'I miss my mom a lot': A young man with autism writes a letter to his mother, a PSW who died of COVID-19
In the short film Love, Leymo, he tells his mom about his struggles and achievements since her passing
On April 10, 2020, my mother, a personal support worker, was admitted to the hospital after contracting COVID-19. She later died in the ICU on May 7. I was devastated. I found myself alone in the world with my 13-year-old sister, not knowing what to do.
This was during the lockdown and before any COVID vaccines existed. It was a scary and chaotic time, and I was in disbelief — I still am to this day. I know a lot of people think things are back to normal now and the pandemic is over. But they've got to understand that nothing is back to normal for the people who have lost loved ones.
In the short film Love, Leymo, I share my perspective about growing up as an autistic kid with my mom by my side to support me and advocate for me, and how that's all changed now that she's gone. But it's not just about my tragedy.

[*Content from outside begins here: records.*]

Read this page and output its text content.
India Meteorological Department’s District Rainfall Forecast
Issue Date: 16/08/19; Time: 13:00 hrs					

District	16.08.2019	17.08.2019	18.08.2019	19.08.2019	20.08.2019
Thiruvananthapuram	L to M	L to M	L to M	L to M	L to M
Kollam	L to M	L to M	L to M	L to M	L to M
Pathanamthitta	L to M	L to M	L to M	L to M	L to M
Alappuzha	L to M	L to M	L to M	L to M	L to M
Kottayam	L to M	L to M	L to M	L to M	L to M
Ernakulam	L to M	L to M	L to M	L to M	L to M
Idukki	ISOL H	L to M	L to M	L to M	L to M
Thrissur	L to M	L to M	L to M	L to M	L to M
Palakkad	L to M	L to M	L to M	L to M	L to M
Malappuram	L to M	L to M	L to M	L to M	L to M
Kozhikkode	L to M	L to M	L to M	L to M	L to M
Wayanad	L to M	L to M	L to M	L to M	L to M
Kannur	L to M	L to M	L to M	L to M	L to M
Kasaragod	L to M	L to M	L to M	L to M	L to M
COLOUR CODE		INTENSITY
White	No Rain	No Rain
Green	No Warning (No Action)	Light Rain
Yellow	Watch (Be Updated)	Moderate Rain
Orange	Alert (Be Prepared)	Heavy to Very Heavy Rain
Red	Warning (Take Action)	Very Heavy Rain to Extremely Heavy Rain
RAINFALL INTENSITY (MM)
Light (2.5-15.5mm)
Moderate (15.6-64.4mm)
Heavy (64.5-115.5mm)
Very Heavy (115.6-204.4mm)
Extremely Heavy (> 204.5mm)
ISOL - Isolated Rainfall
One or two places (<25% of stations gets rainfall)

It's also about the things I've been thinking about lately. I'm not a kid anymore, and I have to support myself. So much has changed in the last couple of years. I write to my mother regularly to update her on everything that's been going on — the exciting things but also my challenges. I read one of those letters aloud in this documentary.

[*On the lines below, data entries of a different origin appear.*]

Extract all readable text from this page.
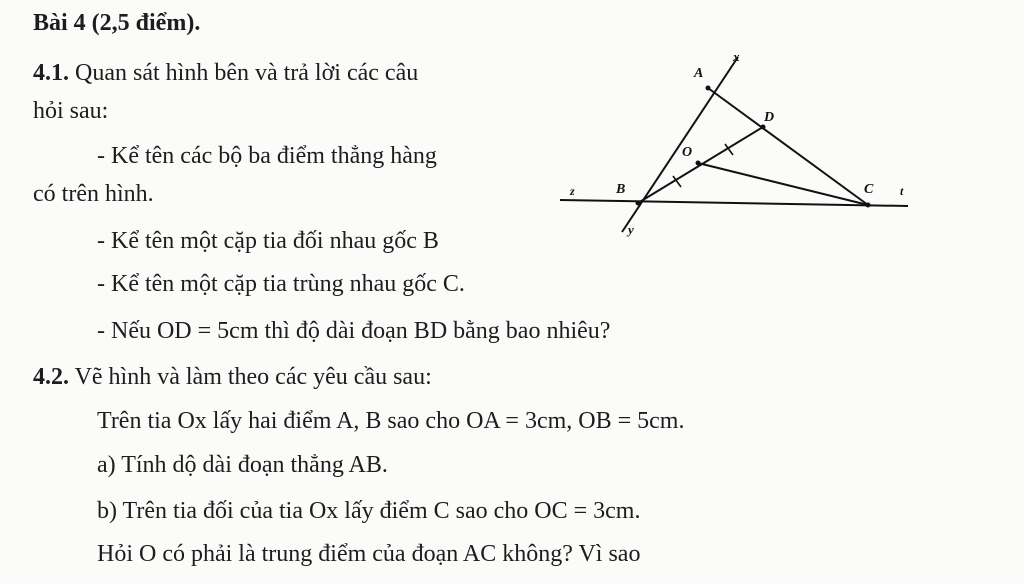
Bài 4 (2,5 điểm).
4.1. Quan sát hình bên và trả lời các câu
hỏi sau:
- Kể tên các bộ ba điểm thẳng hàng
có trên hình.
- Kể tên một cặp tia đối nhau gốc B
- Kể tên một cặp tia trùng nhau gốc C.
- Nếu OD = 5cm thì độ dài đoạn BD bằng bao nhiêu?
4.2. Vẽ hình và làm theo các yêu cầu sau:
Trên tia Ox lấy hai điểm A, B sao cho OA = 3cm, OB = 5cm.
a) Tính dộ dài đoạn thẳng AB.
b) Trên tia đối của tia Ox lấy điểm C sao cho OC = 3cm.
Hỏi O có phải là trung điểm của đoạn AC không? Vì sao
A
x
D
O
B
z	C t
y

I miss my mom a lot. I wish I could talk to her about the things I'm going through. I have friends now that I can talk to who are supportive, but it's obviously not the same. My mom was the only person I could turn to whenever I needed support, and now that she's gone, it's really tough. Going to her funeral was especially hard, but I had to do it because it would be the last time I would see her. I thought it might give me some closure.

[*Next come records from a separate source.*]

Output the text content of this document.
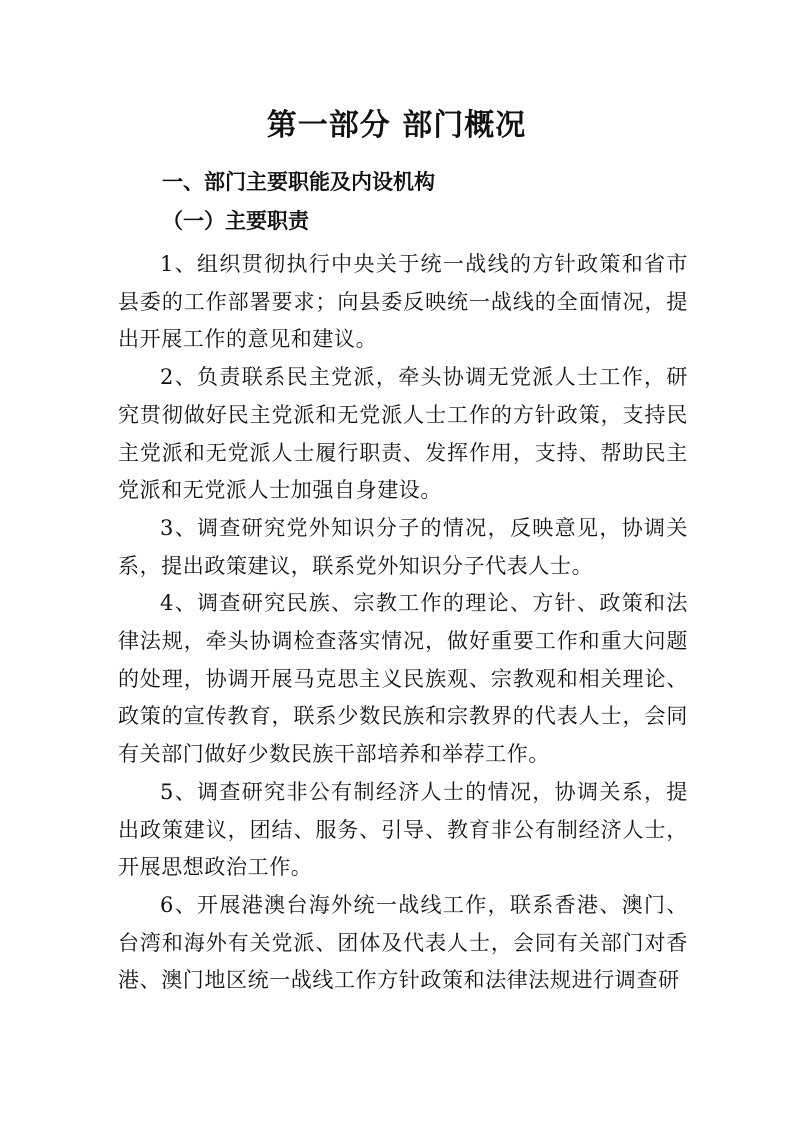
第一部分 部门概况
一、部门主要职能及内设机构
（一）主要职责

1、组织贯彻执行中央关于统一战线的方针政策和省市县委的工作部署要求；向县委反映统一战线的全面情况，提出开展工作的意见和建议。

2、负责联系民主党派，牵头协调无党派人士工作，研究贯彻做好民主党派和无党派人士工作的方针政策，支持民主党派和无党派人士履行职责、发挥作用，支持、帮助民主党派和无党派人士加强自身建设。

3、调查研究党外知识分子的情况，反映意见，协调关系，提出政策建议，联系党外知识分子代表人士。

4、调查研究民族、宗教工作的理论、方针、政策和法律法规，牵头协调检查落实情况，做好重要工作和重大问题的处理，协调开展马克思主义民族观、宗教观和相关理论、政策的宣传教育，联系少数民族和宗教界的代表人士，会同有关部门做好少数民族干部培养和举荐工作。

5、调查研究非公有制经济人士的情况，协调关系，提出政策建议，团结、服务、引导、教育非公有制经济人士，开展思想政治工作。

6、开展港澳台海外统一战线工作，联系香港、澳门、台湾和海外有关党派、团体及代表人士，会同有关部门对香港、澳门地区统一战线工作方针政策和法律法规进行调查研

My mom was my champion for everything. She taught me to be proud of myself no matter what. So whenever I'm going through big life changes, like applying to college or trying to become a working actor, I write her a letter to update her about my achievements and struggles and dreams.
Whether I'm writing her about school stress, my excitement about the Wiggles, trying to understand the whole deal with dating girls, struggling with brutal actor self-tapes, or dealing with racism now that people see me as Black man (like, I actually have to shave my beard now), these letters help me understand a world that is complicated and sometimes cruel and unfair too.
I don't know. In some strange way, I feel like my mom is listening and still looking out for me. Because even though things have been tough, some really great things have been happening in my life too.
I sometimes say this world is a crazy place because there's so much to take in, not all of it makes sense and it can be overwhelming. I think most people feel this way at some point, and I want the audience to know that we are connected by that feeling of uncertainty.
I am more than just my tragedy. I am more than just a person on the autism spectrum. I have thoughts and ideas about the world that I think people on and off the spectrum can relate to. I have different abilities, but in many ways I am the same. I hope the audience feels that as well after watching Love, Leymo.